The Housing decision is worse. Justice Kennedy has opened the door wide for abuses of the doctrine of “disparate impact.”

Part of the real estate bubble that collapsed the economy in 2008 was based on the lawsuits that forced banks to make mortgage loans to those unable to repay. That was a consequence of the “Community Reinvestment Act” that appeared in the Clinton administration, was expanded by Carter and reached lunatic status after the Democrats took Congress in 2006.

The Texas Department of Housing and Community Affairs (the Department) has only so many tax credits to distribute. If it gives credits for housing in lower income areas, many families—including many minority families—will obtain better housing. That is a good thing.

But if the Department gives credits for housing in higher income areas, some of those families will be able to afford to move into more desirable neighborhoods. That is also a good thing.

Either path, however, might trigger a disparate-impact suit.

This is not mere speculation. Here, one respondent has sued the Department for not allocating enough credits to higher income areas. But another respondent argues that giving credits to wealthy neighborhoods violates “the moral imperative to improve the substandard and inadequate affordable housing in many of our inner cities.”

The lawsuits will make things worse as the state cannot satisfy all plaintiffs. I have seen this as a member of the Planning Commission of the City of Mission Viejo. “Affordable Housing” is profitable for developers who build these subsidized projects and then subsidize the “public interest law firms” that file new lawsuits.

Even Kennedy recognized the danger.

Without adequate safeguards at the prima facie stage, disparate-impact liability might cause race to be used and considered in a pervasive way and “would almost inexorably lead” governmental or
private entities to use “numerical quotas,” and serious constitutional questions then could arise.

His decision, however, does nothing to solve the dilemma. Maybe the only solution is to move to a red state and hope they are better governed. That may be a trend but we shall see. I could see this doctrine of Nullification taking hold in other states, mostly in the South and West.

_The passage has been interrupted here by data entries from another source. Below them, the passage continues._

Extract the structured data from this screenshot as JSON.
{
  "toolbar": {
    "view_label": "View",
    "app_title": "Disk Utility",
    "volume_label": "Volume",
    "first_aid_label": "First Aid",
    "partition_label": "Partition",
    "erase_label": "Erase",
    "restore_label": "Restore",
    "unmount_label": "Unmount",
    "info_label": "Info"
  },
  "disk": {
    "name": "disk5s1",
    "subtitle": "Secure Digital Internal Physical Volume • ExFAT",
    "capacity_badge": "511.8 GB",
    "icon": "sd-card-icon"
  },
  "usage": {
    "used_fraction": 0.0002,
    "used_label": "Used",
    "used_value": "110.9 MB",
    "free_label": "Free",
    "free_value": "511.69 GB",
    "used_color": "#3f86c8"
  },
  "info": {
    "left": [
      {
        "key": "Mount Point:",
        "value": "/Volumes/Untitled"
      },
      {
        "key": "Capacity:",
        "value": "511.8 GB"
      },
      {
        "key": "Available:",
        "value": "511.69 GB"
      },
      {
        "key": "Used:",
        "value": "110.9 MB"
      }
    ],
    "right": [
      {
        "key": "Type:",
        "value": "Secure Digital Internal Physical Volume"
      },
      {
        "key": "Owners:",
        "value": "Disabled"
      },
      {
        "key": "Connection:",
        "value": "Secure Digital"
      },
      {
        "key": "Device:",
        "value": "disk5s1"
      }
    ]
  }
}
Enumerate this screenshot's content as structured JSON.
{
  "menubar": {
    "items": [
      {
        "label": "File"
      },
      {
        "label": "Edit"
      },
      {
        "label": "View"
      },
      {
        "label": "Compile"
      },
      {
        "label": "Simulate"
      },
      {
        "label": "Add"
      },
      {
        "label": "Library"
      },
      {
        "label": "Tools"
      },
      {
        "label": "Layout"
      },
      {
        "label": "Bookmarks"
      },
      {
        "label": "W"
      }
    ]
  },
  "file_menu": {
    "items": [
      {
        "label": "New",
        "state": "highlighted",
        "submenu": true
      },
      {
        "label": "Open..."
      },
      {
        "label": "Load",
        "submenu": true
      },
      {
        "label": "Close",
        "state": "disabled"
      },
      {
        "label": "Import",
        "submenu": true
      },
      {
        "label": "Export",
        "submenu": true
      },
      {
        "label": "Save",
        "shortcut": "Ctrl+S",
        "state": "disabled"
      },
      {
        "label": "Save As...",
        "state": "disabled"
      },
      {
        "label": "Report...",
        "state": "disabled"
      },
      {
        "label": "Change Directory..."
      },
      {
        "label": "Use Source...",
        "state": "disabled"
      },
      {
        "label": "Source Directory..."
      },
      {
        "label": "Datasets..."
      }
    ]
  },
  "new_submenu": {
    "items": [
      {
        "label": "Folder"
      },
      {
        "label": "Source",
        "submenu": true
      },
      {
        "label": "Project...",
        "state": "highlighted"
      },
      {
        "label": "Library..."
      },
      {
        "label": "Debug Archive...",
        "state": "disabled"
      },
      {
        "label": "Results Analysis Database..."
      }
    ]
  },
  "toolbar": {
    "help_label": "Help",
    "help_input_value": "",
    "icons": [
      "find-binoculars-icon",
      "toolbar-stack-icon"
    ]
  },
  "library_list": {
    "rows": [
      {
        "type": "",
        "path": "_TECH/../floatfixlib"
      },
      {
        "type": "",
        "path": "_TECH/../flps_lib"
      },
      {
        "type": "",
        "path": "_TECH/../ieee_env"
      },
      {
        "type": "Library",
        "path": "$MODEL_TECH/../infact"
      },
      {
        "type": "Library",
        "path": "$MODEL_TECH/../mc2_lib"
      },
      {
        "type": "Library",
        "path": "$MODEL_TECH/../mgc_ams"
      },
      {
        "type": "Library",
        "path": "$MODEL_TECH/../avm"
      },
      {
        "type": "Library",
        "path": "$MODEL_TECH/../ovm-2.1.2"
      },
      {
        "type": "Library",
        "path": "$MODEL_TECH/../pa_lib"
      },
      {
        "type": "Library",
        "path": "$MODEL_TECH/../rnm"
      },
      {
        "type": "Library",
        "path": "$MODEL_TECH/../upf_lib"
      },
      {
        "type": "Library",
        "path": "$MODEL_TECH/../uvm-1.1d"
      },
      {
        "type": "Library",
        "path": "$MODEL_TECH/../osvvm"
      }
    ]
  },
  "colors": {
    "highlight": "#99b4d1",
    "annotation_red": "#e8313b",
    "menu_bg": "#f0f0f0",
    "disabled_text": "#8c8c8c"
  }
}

The reductions were too little for South Carolina, and on November 24, 1832, a state convention adopted the Ordinance of Nullification, which declared that the Tariffs of 1828 and 1832 were unconstitutional and unenforceable in South Carolina after February 1, 1833. Military preparations to resist anticipated federal enforcement were initiated by the state.[6] On March 1, 1833, Congress passed both the Force Bill—authorizing the President to use military forces against South Carolina—and a new negotiated tariff, the Compromise Tariff of 1833, which was satisfactory to South Carolina. The South Carolina convention reconvened and repealed its Nullification Ordinance on March 15, 1833, but three days later nullified the Force Bill as a symbolic gesture to maintain its principles.

I certainly don’t see Democrats, infuriated because southern voters have abandoned them, agreeing with this but something like this could happen at some level.